Microsoft Surface tablet sales disappointing, according to one insider
Microsoft's first attempts to break into tablet market are floundering, with the company claimed to be sitting on 1.5 million excess Surface RT tablets
Since launching its Surface RT and Surface Pro tablets, Microsoft has been strangely silent on how well sales are going. New information suggests this could be because the company has only sold 1.5 million Surface devices world-wide - well below expectations.

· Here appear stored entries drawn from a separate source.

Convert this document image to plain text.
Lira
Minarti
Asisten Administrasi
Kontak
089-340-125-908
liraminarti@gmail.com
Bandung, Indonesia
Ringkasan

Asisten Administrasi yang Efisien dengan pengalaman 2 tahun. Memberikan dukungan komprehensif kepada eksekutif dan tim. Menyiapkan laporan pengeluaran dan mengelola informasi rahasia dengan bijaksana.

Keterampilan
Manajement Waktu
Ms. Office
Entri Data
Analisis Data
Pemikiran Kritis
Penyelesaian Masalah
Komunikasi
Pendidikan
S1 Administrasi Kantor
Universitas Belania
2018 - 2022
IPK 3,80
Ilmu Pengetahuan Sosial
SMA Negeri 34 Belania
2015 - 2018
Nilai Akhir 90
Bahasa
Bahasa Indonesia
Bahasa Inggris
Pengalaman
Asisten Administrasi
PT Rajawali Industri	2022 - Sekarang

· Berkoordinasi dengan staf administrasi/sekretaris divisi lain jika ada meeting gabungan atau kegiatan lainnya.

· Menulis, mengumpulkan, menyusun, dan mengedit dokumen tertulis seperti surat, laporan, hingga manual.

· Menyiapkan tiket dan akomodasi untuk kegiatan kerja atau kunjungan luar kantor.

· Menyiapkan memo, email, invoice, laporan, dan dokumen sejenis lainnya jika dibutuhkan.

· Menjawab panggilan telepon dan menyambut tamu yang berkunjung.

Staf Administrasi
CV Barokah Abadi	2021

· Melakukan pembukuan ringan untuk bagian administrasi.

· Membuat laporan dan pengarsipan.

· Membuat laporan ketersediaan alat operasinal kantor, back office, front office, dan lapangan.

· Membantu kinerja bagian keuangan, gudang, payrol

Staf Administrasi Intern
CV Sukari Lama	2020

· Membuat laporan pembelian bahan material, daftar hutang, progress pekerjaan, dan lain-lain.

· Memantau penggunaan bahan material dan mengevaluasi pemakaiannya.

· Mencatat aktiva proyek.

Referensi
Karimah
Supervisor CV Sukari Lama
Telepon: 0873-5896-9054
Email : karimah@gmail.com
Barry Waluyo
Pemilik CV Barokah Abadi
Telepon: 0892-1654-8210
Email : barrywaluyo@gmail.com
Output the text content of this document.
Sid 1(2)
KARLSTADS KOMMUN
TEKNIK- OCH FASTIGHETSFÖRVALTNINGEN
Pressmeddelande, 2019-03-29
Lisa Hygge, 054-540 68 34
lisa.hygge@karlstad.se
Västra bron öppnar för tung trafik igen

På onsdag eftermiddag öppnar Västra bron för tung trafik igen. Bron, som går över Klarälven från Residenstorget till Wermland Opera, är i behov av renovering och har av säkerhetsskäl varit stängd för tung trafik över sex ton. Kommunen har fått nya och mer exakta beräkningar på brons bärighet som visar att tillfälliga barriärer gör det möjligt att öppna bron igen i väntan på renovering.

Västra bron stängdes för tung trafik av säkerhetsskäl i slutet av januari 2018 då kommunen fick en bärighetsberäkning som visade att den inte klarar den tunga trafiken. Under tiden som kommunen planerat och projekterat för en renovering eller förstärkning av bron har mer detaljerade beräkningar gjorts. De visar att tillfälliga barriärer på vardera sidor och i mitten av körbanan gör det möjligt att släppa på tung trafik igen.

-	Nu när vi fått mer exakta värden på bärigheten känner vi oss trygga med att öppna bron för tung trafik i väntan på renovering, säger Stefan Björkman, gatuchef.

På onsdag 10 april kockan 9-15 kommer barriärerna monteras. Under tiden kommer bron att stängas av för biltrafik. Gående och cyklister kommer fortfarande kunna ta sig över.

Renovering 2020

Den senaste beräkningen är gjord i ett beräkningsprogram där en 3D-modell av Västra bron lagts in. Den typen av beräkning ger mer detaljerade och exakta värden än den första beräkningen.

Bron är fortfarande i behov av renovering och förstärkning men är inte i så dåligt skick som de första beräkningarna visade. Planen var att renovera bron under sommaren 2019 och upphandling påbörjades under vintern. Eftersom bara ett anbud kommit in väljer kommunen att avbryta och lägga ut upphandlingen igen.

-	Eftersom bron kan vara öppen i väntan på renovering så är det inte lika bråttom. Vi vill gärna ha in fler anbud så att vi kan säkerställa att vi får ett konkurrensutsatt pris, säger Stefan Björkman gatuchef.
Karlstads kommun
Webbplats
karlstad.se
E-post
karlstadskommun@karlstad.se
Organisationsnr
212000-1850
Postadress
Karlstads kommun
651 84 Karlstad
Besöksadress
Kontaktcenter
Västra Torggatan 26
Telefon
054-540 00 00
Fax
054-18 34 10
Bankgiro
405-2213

The two tablets - one featuring an energy-efficient ARM processor and the cut-down Windows RT operating system, the other a powerful Intel chip and the full-fat version of Windows 8 - are Microsoft's first attempt at branching out into producing its own hardware outside the games console market. Its tentative steps into the tablet market have been plagued with problems, however, not least of which has been claimed poor sales of the Surface RT and a lack of Surface Pro stock at launch.
Despite the Surface Pro selling out of its initial stock allocations in the US, new industry rumours suggest that Microsoft is struggling to convince buyers to adopt its tablet devices over more famous gadgets from the like of rival Apple - rumours Microsoft has not helped quash by refusing to release sales figures for either tablet.
Unfortunately for Microsoft, somebody else appears to have done that for the company: Bloomberg News has quoted sources with "knowledge of the company's sales" as stating that just 1.5 million of the Surface devices have been sold world-wide so far, with 400,000 of those being the higher-priced Surface Pro model and the remainder the Surface RT.
While that's certainly not a total failure, it's a far cry from initial projections: Microsoft has reportedly ordered three million Surface RT devices from its manufacturer, expecting demand to be significantly higher - and confirming earlier rumours that the company has slashed its component orders by at least half as it struggles to sell the 1.5 million Surface RTs it currently has in warehouses throughout the world.
The Surface Pro, meanwhile, may have sold better had Microsoft been able to meet initial demand and release it in countries other than the US - something the company claims it is "working super hard" to resolve ahead of a planned UK launch in the coming months.